Passing from England to Germany it became purely ecclesiastical, and even now one occasionally finds in Germany, and less often in England, bits of ecclesiastical embroidery of unimaginable fineness, commemorating Christ's miracles and other incidents of Bible history. I know of one small specimen of ancient English art, covering a space of five by seven inches, where the whole Garden of Eden with its weighty tragedy is represented by inch-long figures of Adam and Eve, and a man-headed snake, discussing amicably the advantages of eating or not eating the forbidden fruit.

Such elaboration in miniature embroidery made good the claim of English needlework to its first place in the world, since nothing more wonderful had or has been produced in the whole long history of needlework art. It was undoubtedly from this school, filtered through generations of secular practice, that the Moravian picture embroidery came to be a general American inheritance.

To adapt this wonderful method to the uses of social life was an admirable achievement, and whether by the sisters of the Moravian school, or the growth of pre-American influence and time, we do not certainly know, the fact remains, however, that it was here so cunningly adapted to the circumstances and spirit of colonial and early American days as to seem to belong entirely to them, and it would seem quite clear that Bethlehem was the source of the most skillful needlework art in America. It was there that the fine ladies of the late eighteenth and early nineteenth centuries, who sat at the embroidery frame in the intervals when they were not "sitting at the harp," acquired their skill.
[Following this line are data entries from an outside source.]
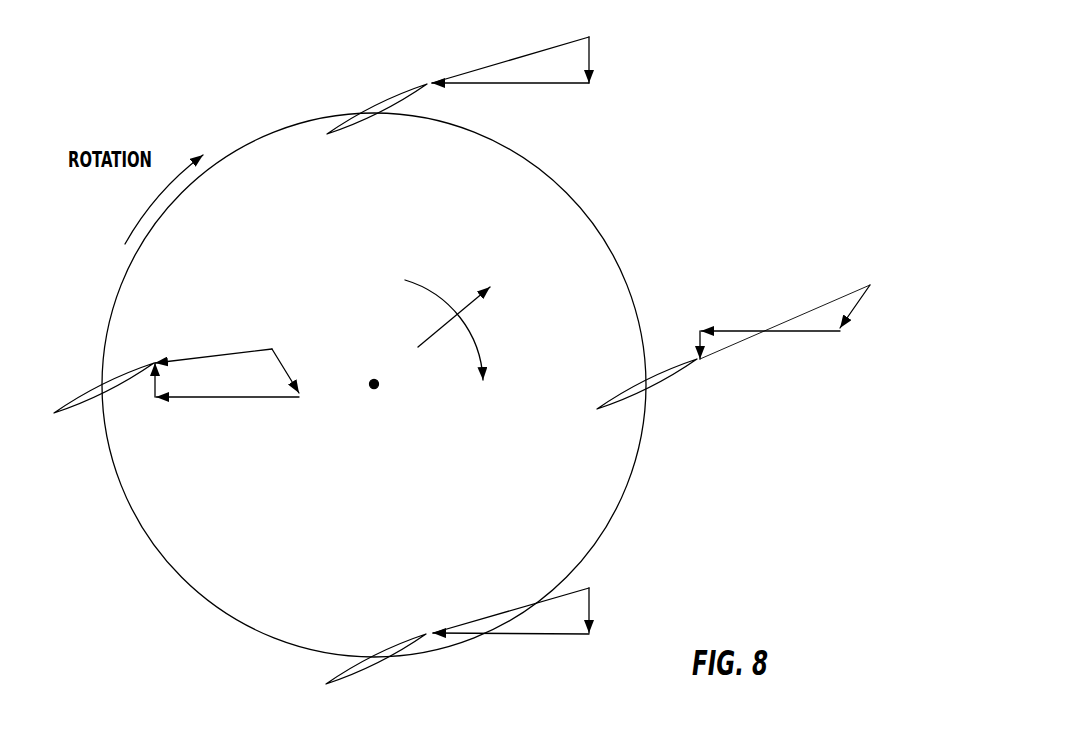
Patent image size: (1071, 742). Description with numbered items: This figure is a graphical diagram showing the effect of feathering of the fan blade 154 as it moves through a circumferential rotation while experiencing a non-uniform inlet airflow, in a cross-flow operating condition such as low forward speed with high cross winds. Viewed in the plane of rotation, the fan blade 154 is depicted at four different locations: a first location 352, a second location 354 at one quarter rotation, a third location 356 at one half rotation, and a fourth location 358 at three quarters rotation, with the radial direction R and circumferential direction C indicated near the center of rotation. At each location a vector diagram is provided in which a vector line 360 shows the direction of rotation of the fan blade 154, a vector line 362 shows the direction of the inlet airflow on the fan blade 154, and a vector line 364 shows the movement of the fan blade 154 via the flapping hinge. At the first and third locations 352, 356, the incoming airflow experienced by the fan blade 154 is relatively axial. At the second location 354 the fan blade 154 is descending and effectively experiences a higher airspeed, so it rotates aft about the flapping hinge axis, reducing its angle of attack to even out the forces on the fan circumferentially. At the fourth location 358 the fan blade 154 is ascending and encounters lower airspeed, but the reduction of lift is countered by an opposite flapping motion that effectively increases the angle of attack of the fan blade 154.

The fan blade 154 is at (370, 108).
The first location 352 is at (385, 68).
The second location 354 is at (620, 417).
The third location 356 is at (385, 628).
The fourth location 358 is at (82, 422).
The vector line 360 is at (500, 85).
The vector line 362 is at (590, 58).
The vector line 364 is at (150, 382).
The radial direction R is at (470, 302).
The circumferential direction C is at (480, 353).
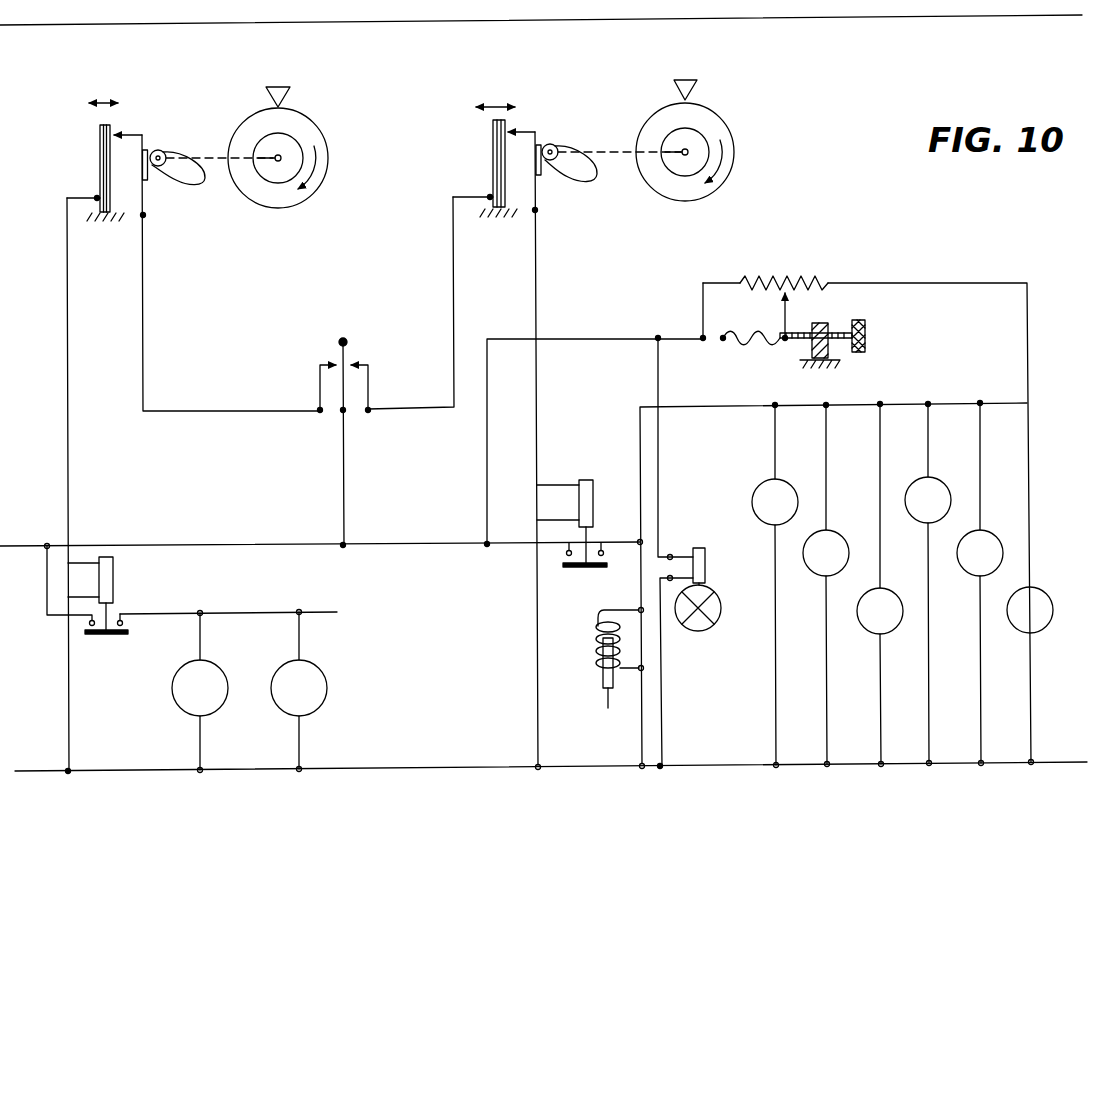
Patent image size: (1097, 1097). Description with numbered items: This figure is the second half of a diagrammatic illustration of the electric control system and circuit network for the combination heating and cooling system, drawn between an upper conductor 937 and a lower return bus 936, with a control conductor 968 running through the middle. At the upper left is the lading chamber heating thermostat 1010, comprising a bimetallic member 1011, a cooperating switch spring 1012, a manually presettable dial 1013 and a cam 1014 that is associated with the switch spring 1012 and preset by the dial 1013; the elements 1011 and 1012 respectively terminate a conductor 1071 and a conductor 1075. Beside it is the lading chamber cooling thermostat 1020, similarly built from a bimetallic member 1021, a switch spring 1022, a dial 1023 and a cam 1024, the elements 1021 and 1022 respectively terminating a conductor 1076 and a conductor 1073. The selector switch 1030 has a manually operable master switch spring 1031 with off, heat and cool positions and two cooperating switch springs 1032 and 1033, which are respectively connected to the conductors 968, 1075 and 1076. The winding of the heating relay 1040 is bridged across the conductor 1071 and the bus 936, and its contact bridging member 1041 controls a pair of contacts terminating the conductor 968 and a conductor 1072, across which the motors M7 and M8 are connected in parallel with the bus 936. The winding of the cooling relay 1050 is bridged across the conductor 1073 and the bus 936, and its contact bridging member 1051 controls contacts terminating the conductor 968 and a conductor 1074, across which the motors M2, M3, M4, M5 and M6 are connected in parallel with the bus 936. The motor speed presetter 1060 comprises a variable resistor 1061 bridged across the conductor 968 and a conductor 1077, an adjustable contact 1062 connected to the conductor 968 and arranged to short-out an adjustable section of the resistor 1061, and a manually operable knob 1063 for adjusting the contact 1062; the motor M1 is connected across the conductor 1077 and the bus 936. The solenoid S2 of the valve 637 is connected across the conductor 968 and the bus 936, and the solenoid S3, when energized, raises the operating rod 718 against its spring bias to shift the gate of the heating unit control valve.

The conductor 937 is at (71, 24).
The bus 936 is at (57, 771).
The conductor 968 is at (635, 338).
The lading chamber heating thermostat 1010 is at (320, 184).
The bimetallic member 1011 is at (100, 156).
The switch spring 1012 is at (135, 134).
The manually presettable dial 1013 is at (328, 155).
The cam 1014 is at (177, 179).
The lading chamber cooling thermostat 1020 is at (720, 114).
The bimetallic member 1021 is at (493, 151).
The switch spring 1022 is at (531, 131).
The manually presettable dial 1023 is at (733, 161).
The cam 1024 is at (587, 177).
The selector switch 1030 is at (353, 336).
The master switch spring 1031 is at (345, 396).
The switch spring 1032 is at (318, 383).
The switch spring 1033 is at (370, 383).
The heating relay 1040 is at (114, 572).
The contact bridging member 1041 is at (103, 636).
The cooling relay 1050 is at (591, 510).
The contact bridging member 1051 is at (588, 568).
The motor speed presetter 1060 is at (814, 265).
The variable resistor 1061 is at (773, 292).
The adjustable contact 1062 is at (790, 311).
The manually operable knob 1063 is at (867, 334).
The conductor 1071 is at (71, 313).
The conductor 1072 is at (320, 613).
The conductor 1073 is at (538, 269).
The conductor 1074 is at (1009, 403).
The conductor 1075 is at (146, 295).
The conductor 1076 is at (455, 269).
The conductor 1077 is at (945, 283).
The solenoid S2 is at (707, 580).
The solenoid S3 is at (600, 649).
The valve 637 is at (714, 612).
The operating rod 718 is at (606, 700).
The motor M1 is at (1030, 610).
The motor M2 is at (980, 583).
The motor M3 is at (928, 583).
The motor M4 is at (880, 584).
The motor M5 is at (826, 584).
The motor M6 is at (775, 585).
The motor M7 is at (200, 691).
The motor M8 is at (299, 690).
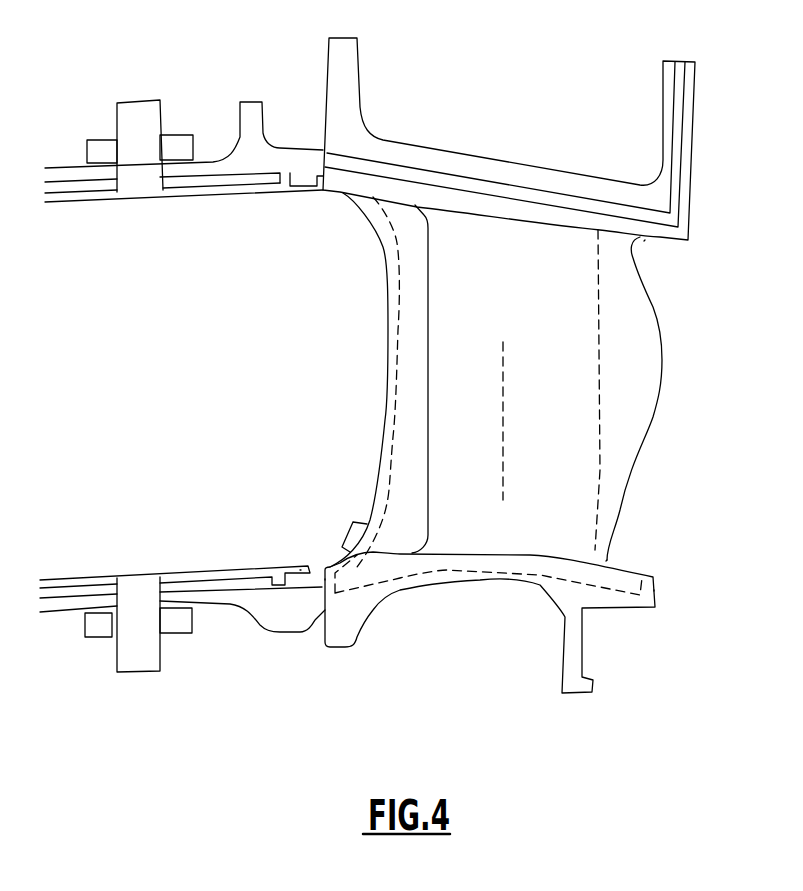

It was the romantic period of embroidery that makes a very telling contrast to the earlier crewel and later muslin embroidery of the New England states. The pieces were seldom larger than eighteen or twenty inches square, the size probably governed by the width of the superb satin which was so often used as a background. Not invariably, however, for I have seen one or two pieces worked upon gray linen where the surface was entirely covered by stitchery, landscape, trees, and sky showing an unbroken surface of satiny texture. Pictures from Bible subjects are frequent, and these have the air of having been copied from prints; in fact, I have seen some where the print appears underneath the stitches, showing that it was used as a design. These Scripture pieces seem to have employed a lower degree of talent than those having original design, and were probably the somewhat perfunctory work of young girls whose interests were elsewhere. One picture which I have seen was treasured as a record of a very romantic elopement—the lover in the case, riding gayly away with his beloved sitting on a pillion behind him, and no witnesses to the deed but a small sister, standing at the gate of the homestead with outstretched hands and staring eyes.